Disney Research Blasts You With Air Vortices for Gaming Fun

Manufacturers far and wide have long dreamed about providing increased sensory feedback for one's PC sessions – mostly movies and gaming.

We've seen devices that try to emulate the smells of locations you're slogging through (perhaps the worst idea ever for games like Prison Architect, but we digress). We've seen devices that basically try to automate house fans to provide the illusion of breeze, noise, and rumbling depending on your environment (perhaps the worst idea ever for games like Dirt 2, depending on how much of a lead foot you happen to be). And, of course, there's lighting: If you'll allow this writer to get personal for a moment, I'm currently running a pair of lights that automatically project a pleasing, matching background wash to match whatever happens to be on my screen.

Disney, it seems, wants to one-up all of these attempts at increasing one's immersion in a digital environment.

According to Co.Design writer Mark Williams, Disney Research is currently working on a project called "Aireal" – go ahead and get all The Little Mermaid jokes out of your system now – that's designed to allow gamers and viewers to feel objects and textures in mid-air. A device that looks like a "cigar-smoking Microsoft Kinect," as Williams describes it, puffs out tiny vortices of air at players, which helps to simulate the effects of pushing a button in mid-air or, to use Disney's example, touching a virtual butterfly that's flapping around on one's arm.

"The hardest challenge there is to make these air rings consistently," said Disney Research's Ivan Poupyrev in an interview with Williams. "There's a very narrow range of parameters at which they're stable. Push them too hard, they collapse early. Not hard enough, they won't fly. Once you find the balance, though, it always works. It's the laws of physics. And it's inexpensive--just five speakers and a box."
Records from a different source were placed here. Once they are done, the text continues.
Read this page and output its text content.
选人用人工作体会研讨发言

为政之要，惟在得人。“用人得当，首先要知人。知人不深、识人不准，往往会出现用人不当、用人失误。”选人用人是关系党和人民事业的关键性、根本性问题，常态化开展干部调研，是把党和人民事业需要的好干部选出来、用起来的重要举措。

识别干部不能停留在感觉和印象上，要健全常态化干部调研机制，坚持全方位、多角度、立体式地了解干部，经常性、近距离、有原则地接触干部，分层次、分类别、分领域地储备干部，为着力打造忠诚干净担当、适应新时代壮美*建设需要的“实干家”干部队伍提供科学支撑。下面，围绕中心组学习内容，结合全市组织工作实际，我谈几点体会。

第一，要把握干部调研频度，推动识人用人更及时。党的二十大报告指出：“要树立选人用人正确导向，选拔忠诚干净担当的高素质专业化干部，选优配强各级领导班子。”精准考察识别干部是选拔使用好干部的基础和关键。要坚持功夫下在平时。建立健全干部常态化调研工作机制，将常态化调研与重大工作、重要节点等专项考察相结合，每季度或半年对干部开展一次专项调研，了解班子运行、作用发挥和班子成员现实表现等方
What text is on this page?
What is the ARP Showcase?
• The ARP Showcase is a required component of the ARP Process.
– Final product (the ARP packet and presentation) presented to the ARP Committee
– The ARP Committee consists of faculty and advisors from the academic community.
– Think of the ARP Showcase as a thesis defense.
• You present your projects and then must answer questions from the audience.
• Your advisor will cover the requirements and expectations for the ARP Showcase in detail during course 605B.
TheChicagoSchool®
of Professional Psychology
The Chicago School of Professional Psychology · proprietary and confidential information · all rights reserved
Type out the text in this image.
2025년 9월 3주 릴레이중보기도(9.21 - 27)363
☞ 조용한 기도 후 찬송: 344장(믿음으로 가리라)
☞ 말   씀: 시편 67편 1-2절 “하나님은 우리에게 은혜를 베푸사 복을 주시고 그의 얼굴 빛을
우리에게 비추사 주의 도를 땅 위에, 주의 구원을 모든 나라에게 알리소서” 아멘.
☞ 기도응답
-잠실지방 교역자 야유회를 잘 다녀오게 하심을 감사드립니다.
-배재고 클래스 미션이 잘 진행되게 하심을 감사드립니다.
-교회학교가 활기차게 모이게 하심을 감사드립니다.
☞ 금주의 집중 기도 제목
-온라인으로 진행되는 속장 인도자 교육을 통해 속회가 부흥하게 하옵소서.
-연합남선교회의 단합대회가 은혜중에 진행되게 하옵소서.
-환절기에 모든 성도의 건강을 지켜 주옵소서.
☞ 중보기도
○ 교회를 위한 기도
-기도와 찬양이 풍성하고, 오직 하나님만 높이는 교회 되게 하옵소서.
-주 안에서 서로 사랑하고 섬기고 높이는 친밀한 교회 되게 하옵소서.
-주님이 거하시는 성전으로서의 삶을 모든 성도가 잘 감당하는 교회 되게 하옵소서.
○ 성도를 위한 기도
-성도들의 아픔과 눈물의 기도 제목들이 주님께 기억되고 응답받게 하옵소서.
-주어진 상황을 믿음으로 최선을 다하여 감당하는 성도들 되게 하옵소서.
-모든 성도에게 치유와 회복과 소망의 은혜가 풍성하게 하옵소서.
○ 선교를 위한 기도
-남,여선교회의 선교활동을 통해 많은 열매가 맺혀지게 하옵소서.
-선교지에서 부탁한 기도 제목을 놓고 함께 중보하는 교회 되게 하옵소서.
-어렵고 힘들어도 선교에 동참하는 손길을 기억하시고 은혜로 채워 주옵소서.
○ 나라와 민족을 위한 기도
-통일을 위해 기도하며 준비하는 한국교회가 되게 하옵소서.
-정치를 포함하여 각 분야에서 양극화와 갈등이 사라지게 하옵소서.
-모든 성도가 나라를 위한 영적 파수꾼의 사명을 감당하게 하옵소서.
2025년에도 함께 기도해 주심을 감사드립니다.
Multiple Aireal devices can be combined to increase the potential simulated effect – like a flock of seagulls flapping their wings around one's head, to use another example. Users don't have to wear or interact with any special device in order for Aireal to work and, according to the device's SIGGRAPH description, Aireal is both "scalable and inexpensive."

Two setbacks identified with the device thus far include the sound it makes when the air puffs out — which might be addressable (which is to say, muted) in future iterations of the device. Additionally, there's a wee bit of a delay between one's movement and the device's tracking.

Perhaps the biggest issue for gamers, however, is the device's future: There's no suggestion as to when or if Disney's Aireal technology could hit the market, as much as one might love the idea of an air blaster attachment for one's PlayStation Eye or Microsoft Kinect.